Quand j’arrive devant ma porte je fais doucement tourner le verrou pour ne pas réveiller mon colocataire, sauf qu’une fois à l’intérieur je remarque la lumière allumée dans sa chambre.

« - Lucas, tu ne dors pas ? –Dis-je doucement en m’approchant de sa porte ouverte-

- On est vendredi soir Ashton, je n’ai plus dix ans, je me couche à l’heure que je veux –Me dit ce dernier en ouvrant sa porte- Et c’est Luke ! -Dit-il avec une main posée sur sa hanche-

- T’as plus dix ans mais tu dors encore avec ce foutu pyjama pingouin madame la diva.

- Tu es jaloux – Je lève les yeux au ciel et pars me mettre en pyjama, un bermuda et un débardeur- Alors le boulot ?

- Monsieur Speckler a fait un malaise, Moyra m’a demandée de m’occuper de lui.

- Et comment il va ?

- Quand je l’ai couché il avait l’air d’aller un peu mieux, mais je m’inquiète.

- Je passerai le voir demain. Tu veux une bière ?

- Non merci, je pense que je vais aller me coucher. –Dis-je en déposant mes affaires- Au fait, tu ne devineras jamais à qui j’ai parlé ce soir.

- A toi-même j’imagine, pour ne pas changer –Il soupire-

- La fille aux cheveux cerise, celle du tram ! –Dis-je tout sourire, ignorant son commentaire-

- Ah tu as enfin osé lui parler. Et alors, verdict ?

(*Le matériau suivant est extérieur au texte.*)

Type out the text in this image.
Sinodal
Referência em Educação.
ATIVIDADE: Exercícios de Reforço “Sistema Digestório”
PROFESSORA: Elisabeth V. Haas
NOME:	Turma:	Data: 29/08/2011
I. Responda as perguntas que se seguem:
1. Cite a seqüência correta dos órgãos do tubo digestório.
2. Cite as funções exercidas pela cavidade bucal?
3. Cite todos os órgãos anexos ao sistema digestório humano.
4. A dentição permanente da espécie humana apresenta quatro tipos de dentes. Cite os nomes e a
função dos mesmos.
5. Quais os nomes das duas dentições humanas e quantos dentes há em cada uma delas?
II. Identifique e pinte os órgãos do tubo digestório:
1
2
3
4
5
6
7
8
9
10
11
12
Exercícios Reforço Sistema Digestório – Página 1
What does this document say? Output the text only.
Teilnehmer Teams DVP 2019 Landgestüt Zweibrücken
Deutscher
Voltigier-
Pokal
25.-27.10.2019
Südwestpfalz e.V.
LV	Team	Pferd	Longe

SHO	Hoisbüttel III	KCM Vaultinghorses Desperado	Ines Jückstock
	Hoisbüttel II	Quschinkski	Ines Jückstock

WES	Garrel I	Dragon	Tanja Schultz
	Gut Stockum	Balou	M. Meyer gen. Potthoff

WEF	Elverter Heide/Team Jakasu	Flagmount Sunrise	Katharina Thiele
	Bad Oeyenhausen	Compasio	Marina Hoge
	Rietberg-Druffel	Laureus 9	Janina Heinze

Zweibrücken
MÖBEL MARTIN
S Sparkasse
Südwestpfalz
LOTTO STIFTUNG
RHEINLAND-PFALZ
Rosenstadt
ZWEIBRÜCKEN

- Elle n’est pas commode du tout –Je le regarde qui se décapsule une bière en souriant en coin et finalement je fais de même-

- Du genre ?

- Je la trouve froide, pas méchante, mais rigide, comme si sans me connaitre je lui inspirais du dégoût –Je le regarde- Tu trouves que j’inspire le dégoût ?

- Tu veux vraiment le savoir ? –Dit le blond en fronçant ses fins sourcils-

- Quoi ?! Mais je… -Commencé-je offusqué mais bientôt il se met à ricaner-

- Tu es le gars le plus sympa que je connaisse, laisse tomber,  cette fille était sûrement mal lunée.

- Je ne sais pas, ça avait l’air plus… Profond. Comme si elle renfermait en elle une véritable rancœur –J’avale plusieurs gorgées de ma bière- Ca fait quatre mois qu’elle a ce regard et si ça se trouve même depuis plus longtemps. Je voudrais comprendre.

- Ashton ça sert à rien, tu sais comme moi que toutes les personnes ne se confient pas de la même façon. Et puis tu as Oriane, tu...

- Mais elle est si jeune et pourtant si tu voyais son regard –Je pose le goulot contre mes lèvres et m’évade dans mes souvenirs- Elle m’a dit s’appeler Kala.

- Kala ? –Je sors de mes pensées et regarde Luke qui va jeter sa bière- Elle t’a dit son nom de famille ?

- Non, juste son prénom –Je finis la mienne et la jette- Pourquoi ?

- Oh juste comme ça. »

        Il me fait un petit sourire avant d’aller se coucher. Rapidement je l’imite et m’enroule dans mes draps, ressassant dans ma tête la vision de ses iris verts aussi durs et froids que de l’acier, ne laissant transparaitre aucune émotion, comme si rien n’avait de réelle valeur à ses yeux.

Comme si la mort pouvait la prendre à n’importe quel moment sans qu’elle ait envie de lutter.

Kala.

Drôle de spécimen que cette fille aux cheveux cerise.